Of the 1,200 acres marked as compulsory open spaces — either ‘recreation grounds’ (RGs) or ‘playgrounds’ (PGs) in BMC terminology — 45 acres have been occupied for over 20 years through private clubs run by the Sena and BJP’s leaders including MPs, MLAs and former MLAs, said Nirupam.
The BMC is soon set to present its new policy on maintenance of these RGs and PGs through involvement of private agencies including citizens’ groups, almost a decade after the previous ‘caretaker’ policy was stayed by the then Congress-NCP state government.
“Whether it is Matoshree club in Jogeshwari or the Kamla Vihar club in Borivali, the Dahisar foundation premises or the Poisar gymkhana, these have all been literally grabbed by the Sena-BJP leaders,” said Nirupam. “We have seen the agreements and found that each of these nine clubs violates several clauses of the agreements originally signed with the BMC.”
Nirupam said local residents and Congress workers would hold agitation outside these clubs in Andheri and in Kandivali-Borivali to pressurise the Sena-BJP leaders.
He said Matoshree club was to be handed over back to the BMC after maintenance work. In the case of Kamla Vihar sports club, the agreement stipulates that the ground would not be used for any religious, social or political events, he said. “The truth is that these clubs have daily events including weddings, political functions and other events. The rent for the ground at Matoshree is Rs 85,000 for an evening, I am told,” he alleged.
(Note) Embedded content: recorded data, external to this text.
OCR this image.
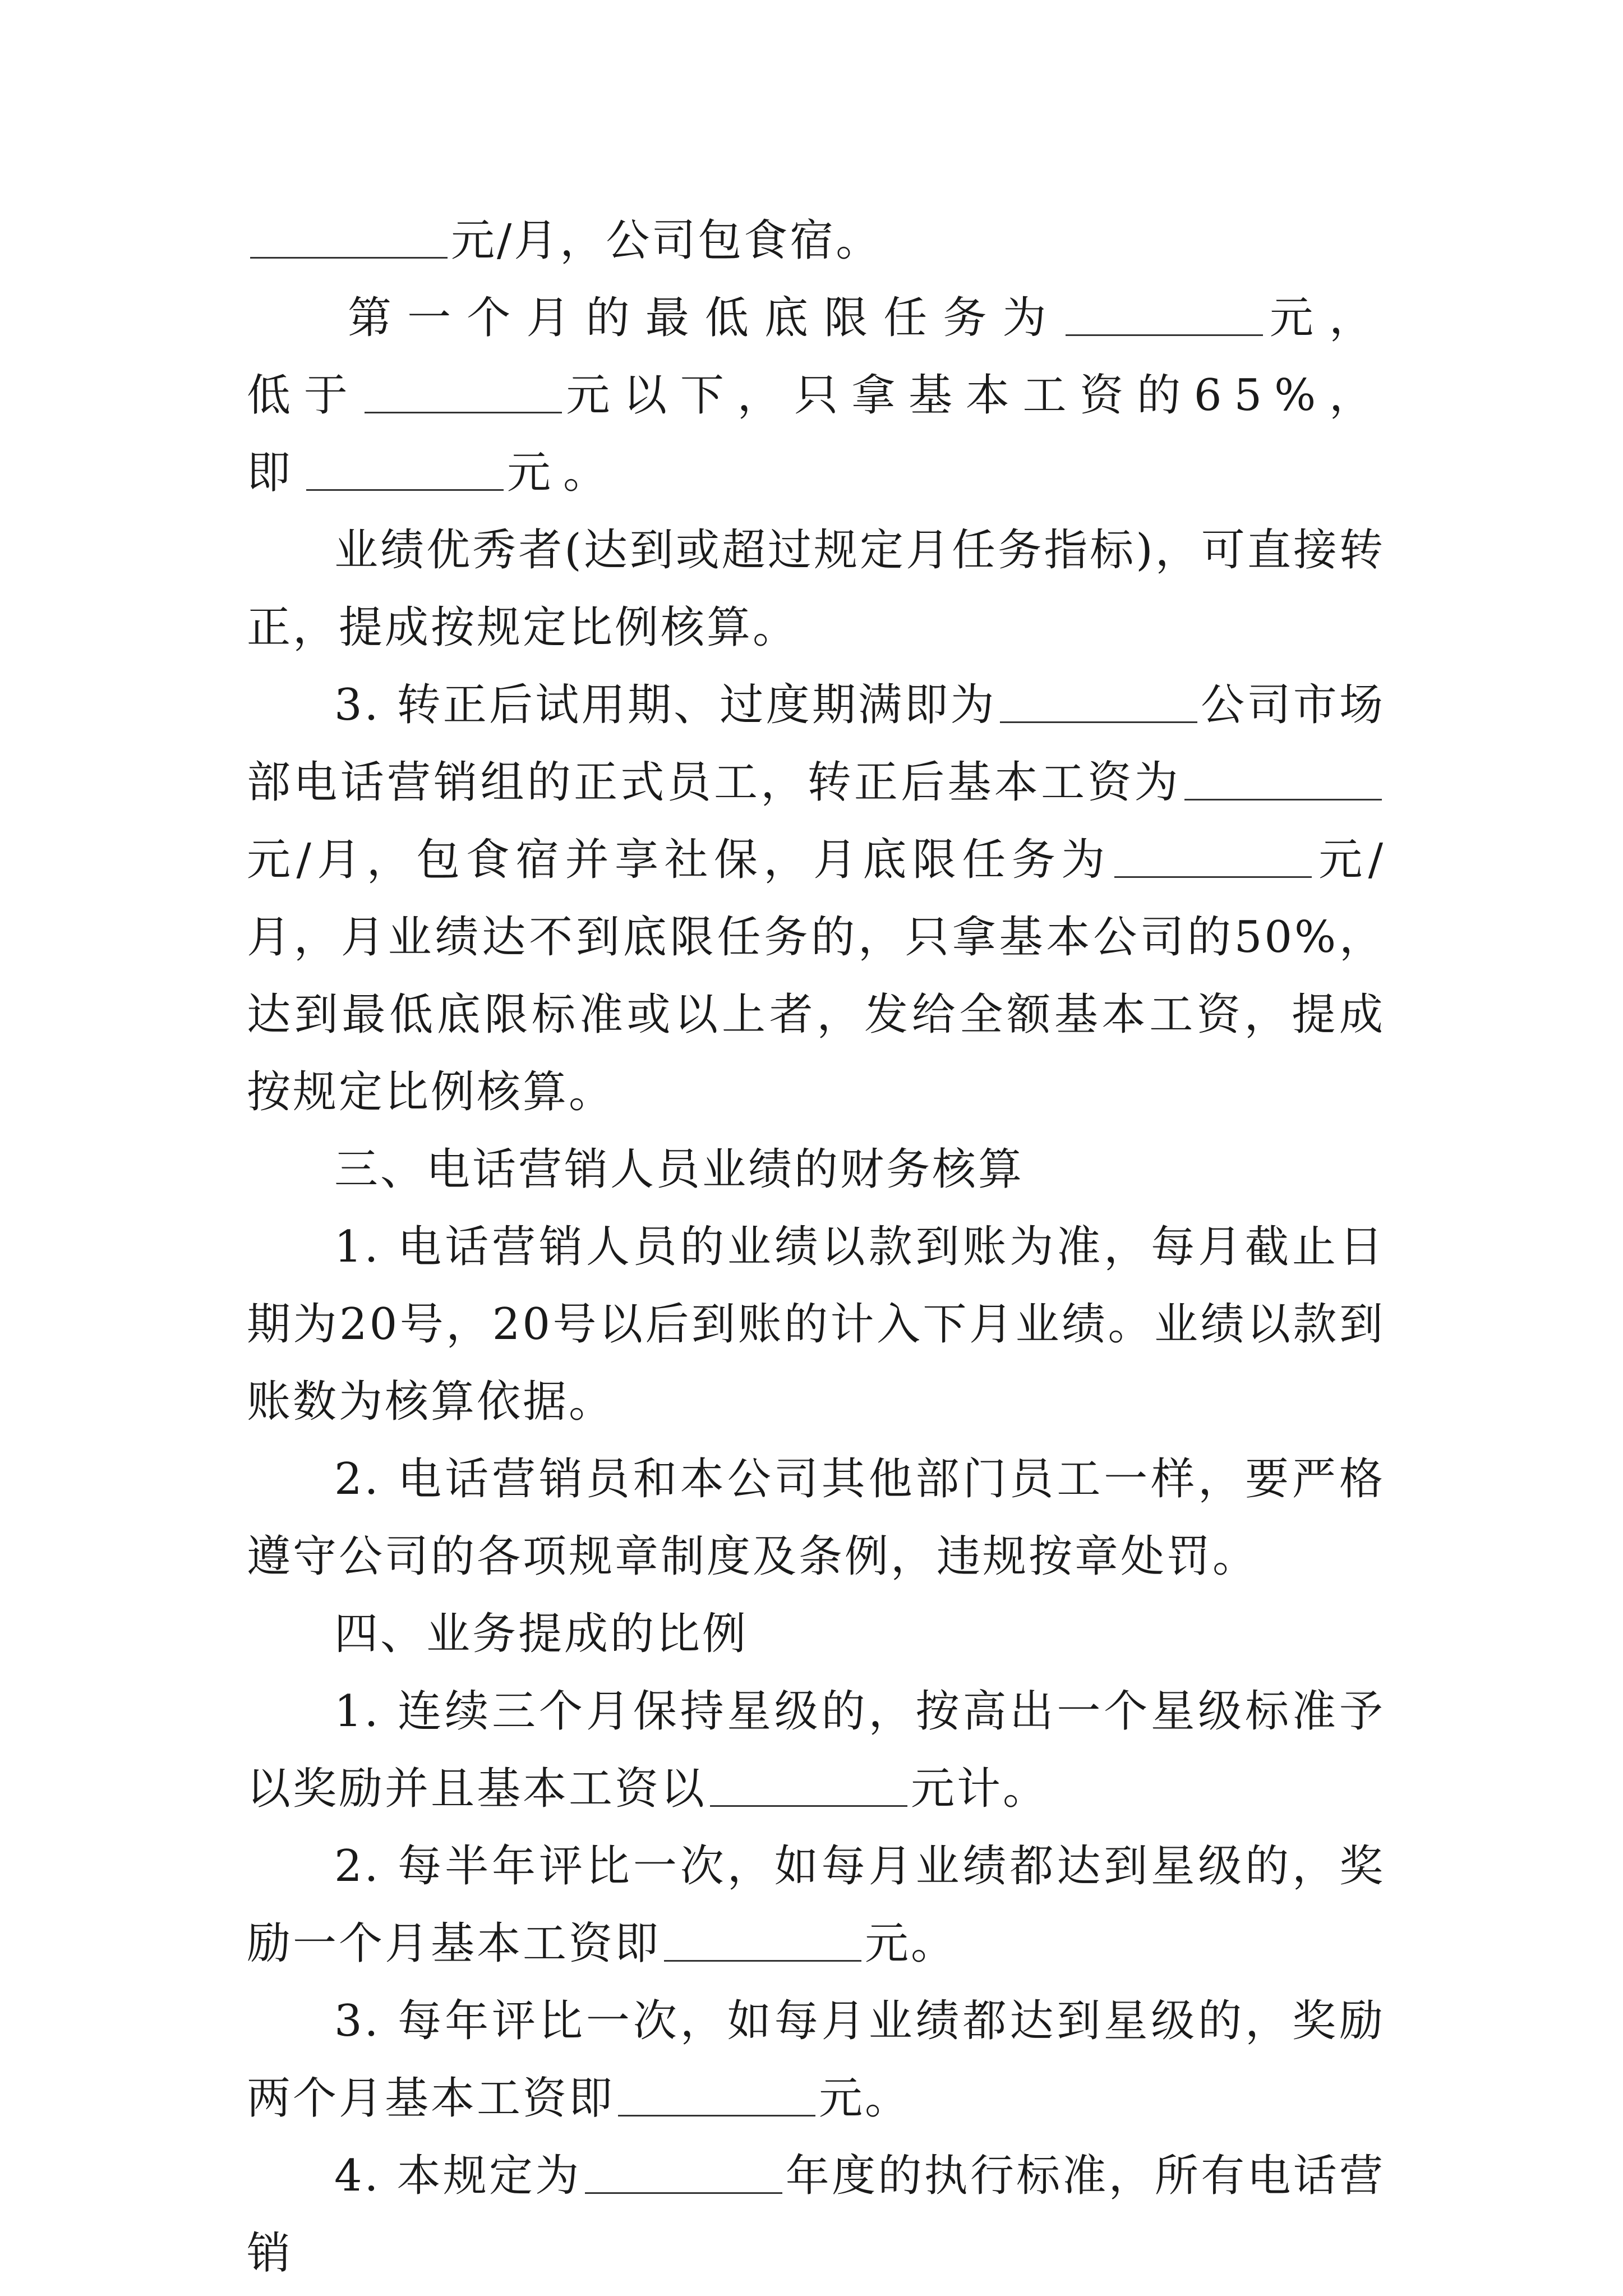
元/月，公司包食宿。

第一个月的最低底限任务为	元，低于	元以下，只拿基本工资的65%，即	元。

业绩优秀者(达到或超过规定月任务指标)，可直接转正，提成按规定比例核算。

3. 转正后试用期、过度期满即为	公司市场部电话营销组的正式员工，转正后基本工资为元/月，包食宿并享社保，月底限任务为	元/月，月业绩达不到底限任务的，只拿基本公司的50%，达到最低底限标准或以上者，发给全额基本工资，提成按规定比例核算。

三、电话营销人员业绩的财务核算

1. 电话营销人员的业绩以款到账为准，每月截止日期为20号，20号以后到账的计入下月业绩。业绩以款到账数为核算依据。

2. 电话营销员和本公司其他部门员工一样，要严格遵守公司的各项规章制度及条例，违规按章处罚。

四、业务提成的比例

1. 连续三个月保持星级的，按高出一个星级标准予以奖励并且基本工资以	元计。

2. 每半年评比一次，如每月业绩都达到星级的，奖励一个月基本工资即	元。

3. 每年评比一次，如每月业绩都达到星级的，奖励两个月基本工资即	元。

4. 本规定为	年度的执行标准，所有电话营销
“Nobody knows who decides the membership fees to these private clubs operating on land owned by the public. Worse, none of these clubs have paid the BMC lease rents since 2005. They are all defaulters,” Nirupam said, adding that the annual sum payable by Matoshree club to the BMC as per the agreement was approximately Rs 24 lakh, with effect from December 1999. “That works out to over Rs 40 crore by now, but payment made until now to the BMC is only Rs 1.5 crore,” he said.
These nine open plots are among those handed in the mid and late-90s to trusts for maintenance and development on a ‘caretaker’ basis or construction of facilities for sports or recreation and then handing over to the BMC. The BMC in turn was to accept a fee from the trusts and then hand them over to the same trusts for ‘maintenance’. The development of the land was to include construction on a limited percentage. The rest of the land, however, was to have been easily accessible to citizens.
In 2005, the BMC served eviction notices on two of these clubs, leading to litigation that is still pending.